2. Prototype Before You Build
A Figma prototype tested with 5 users will tell you more than a fully-built feature launched to thousands. At Paydee, we prototyped the subscription payment flow three times before engineering wrote a single line of code. The final version was fundamentally different from our initial assumptions.
3. Use Opportunity Solution Trees
Teresa Torres' Opportunity Solution Tree framework has been transformative for my teams. It connects business outcomes to customer opportunities to potential solutions, ensuring everything we build ties back to a real user need and a measurable business goal.
The biggest risk in product development is not building the wrong thing fast enough. It's building the wrong thing at all.
Discovery in Practice
When I joined BrioHR, one of my first initiatives was to establish a continuous discovery practice for the Document Management module. Instead of jumping straight into building eSignature features based on competitor analysis alone, we spent three weeks interviewing HR managers about their document workflows.
What we found surprised us. The biggest pain point wasn't signing documents. It was finding them. This insight completely changed our product strategy, leading us to prioritize search and organization features alongside eSignatures, which ultimately drove higher adoption than competitors who focused solely on signing.
Making Discovery a Habit
Discovery isn't a phase. It's a continuous practice. Here are the habits that have worked for me:
- Block 3-4 hours per week specifically for discovery activities
- Maintain a living document of user insights that the whole team can access
- Share discovery findings in sprint reviews so engineering understands the "why"
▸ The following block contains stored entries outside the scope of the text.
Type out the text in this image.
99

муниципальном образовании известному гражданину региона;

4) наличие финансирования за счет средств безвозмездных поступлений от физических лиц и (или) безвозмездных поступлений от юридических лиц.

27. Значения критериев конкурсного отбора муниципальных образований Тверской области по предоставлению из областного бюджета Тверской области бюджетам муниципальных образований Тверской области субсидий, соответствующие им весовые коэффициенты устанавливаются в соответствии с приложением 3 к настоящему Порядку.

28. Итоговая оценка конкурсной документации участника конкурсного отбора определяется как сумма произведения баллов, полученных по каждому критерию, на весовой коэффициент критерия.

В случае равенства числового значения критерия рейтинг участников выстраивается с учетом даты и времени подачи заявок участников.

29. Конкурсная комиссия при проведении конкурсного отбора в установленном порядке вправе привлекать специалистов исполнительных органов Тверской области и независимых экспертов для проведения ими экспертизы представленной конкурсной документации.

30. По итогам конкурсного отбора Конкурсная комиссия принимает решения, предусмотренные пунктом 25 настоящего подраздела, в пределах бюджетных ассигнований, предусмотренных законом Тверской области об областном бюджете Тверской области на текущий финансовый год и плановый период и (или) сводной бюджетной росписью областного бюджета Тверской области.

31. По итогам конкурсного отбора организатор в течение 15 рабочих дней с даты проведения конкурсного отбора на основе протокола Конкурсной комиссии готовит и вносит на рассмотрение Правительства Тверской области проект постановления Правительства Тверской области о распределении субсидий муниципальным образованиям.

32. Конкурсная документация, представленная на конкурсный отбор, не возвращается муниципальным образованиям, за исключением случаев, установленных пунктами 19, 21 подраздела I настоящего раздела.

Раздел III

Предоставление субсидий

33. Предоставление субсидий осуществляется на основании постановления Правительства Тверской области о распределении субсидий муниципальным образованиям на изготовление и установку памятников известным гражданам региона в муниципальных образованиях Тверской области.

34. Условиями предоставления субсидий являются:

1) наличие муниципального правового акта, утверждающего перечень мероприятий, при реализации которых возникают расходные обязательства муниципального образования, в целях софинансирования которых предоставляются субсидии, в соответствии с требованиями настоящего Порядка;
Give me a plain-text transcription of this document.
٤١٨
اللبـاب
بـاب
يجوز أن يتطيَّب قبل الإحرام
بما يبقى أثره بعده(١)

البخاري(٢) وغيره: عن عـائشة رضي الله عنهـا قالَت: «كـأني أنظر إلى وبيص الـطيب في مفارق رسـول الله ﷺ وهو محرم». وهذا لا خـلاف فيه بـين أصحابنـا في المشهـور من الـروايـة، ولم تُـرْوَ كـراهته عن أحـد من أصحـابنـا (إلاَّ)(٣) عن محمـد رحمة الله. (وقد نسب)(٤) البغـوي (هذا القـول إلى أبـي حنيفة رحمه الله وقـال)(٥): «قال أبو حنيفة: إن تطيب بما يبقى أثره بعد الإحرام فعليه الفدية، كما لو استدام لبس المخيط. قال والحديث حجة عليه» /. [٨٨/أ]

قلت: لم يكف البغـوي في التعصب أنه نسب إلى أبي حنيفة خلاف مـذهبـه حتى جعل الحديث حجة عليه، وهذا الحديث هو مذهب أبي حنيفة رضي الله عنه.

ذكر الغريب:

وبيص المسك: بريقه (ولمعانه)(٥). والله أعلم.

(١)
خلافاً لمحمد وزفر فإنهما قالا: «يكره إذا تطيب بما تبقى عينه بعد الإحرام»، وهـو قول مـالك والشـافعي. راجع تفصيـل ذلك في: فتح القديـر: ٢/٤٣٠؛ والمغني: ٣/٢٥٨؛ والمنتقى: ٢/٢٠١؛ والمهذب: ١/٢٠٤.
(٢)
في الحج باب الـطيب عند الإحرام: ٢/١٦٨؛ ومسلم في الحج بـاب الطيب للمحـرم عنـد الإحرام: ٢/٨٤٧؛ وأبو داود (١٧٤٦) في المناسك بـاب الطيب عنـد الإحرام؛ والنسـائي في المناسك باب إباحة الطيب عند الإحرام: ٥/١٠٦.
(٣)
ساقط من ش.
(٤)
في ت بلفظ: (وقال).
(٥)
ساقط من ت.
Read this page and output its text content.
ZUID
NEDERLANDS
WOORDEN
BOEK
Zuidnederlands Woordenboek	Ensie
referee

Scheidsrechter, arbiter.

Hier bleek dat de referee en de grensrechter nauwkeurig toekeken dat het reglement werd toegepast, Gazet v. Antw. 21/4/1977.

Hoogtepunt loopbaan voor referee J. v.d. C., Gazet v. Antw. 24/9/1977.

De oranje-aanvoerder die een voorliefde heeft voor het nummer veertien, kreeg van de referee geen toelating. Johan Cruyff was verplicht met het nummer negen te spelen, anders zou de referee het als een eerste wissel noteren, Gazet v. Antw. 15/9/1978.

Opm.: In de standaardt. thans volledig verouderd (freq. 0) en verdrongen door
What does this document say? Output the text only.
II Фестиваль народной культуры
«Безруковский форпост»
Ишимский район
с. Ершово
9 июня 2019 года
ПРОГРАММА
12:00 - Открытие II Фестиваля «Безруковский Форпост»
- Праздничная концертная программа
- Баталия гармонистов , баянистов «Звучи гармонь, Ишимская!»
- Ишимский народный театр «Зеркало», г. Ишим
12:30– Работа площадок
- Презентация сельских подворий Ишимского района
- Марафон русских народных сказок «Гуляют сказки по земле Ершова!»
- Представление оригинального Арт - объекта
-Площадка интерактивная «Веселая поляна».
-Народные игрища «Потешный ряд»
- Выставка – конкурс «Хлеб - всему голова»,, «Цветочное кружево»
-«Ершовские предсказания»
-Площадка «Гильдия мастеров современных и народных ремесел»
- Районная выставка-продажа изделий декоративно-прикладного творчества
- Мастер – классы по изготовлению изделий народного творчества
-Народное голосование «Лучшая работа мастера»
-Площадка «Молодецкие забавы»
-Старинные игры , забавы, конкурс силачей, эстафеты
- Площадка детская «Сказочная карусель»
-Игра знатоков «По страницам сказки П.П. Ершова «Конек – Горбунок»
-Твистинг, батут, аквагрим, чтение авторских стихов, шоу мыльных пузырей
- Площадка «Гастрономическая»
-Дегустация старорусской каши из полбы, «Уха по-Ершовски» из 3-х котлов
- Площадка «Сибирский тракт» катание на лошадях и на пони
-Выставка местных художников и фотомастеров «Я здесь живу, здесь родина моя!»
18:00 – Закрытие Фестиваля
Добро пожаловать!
- Track assumptions explicitly and test the riskiest ones first
- Celebrate when discovery prevents you from building the wrong thing
Product discovery isn't glamorous. It doesn't produce visible output the way shipping features does. But it's the single most leveraged activity a PM can invest in. The best products aren't built by the fastest teams. They're built by teams that deeply understand their users before they start building.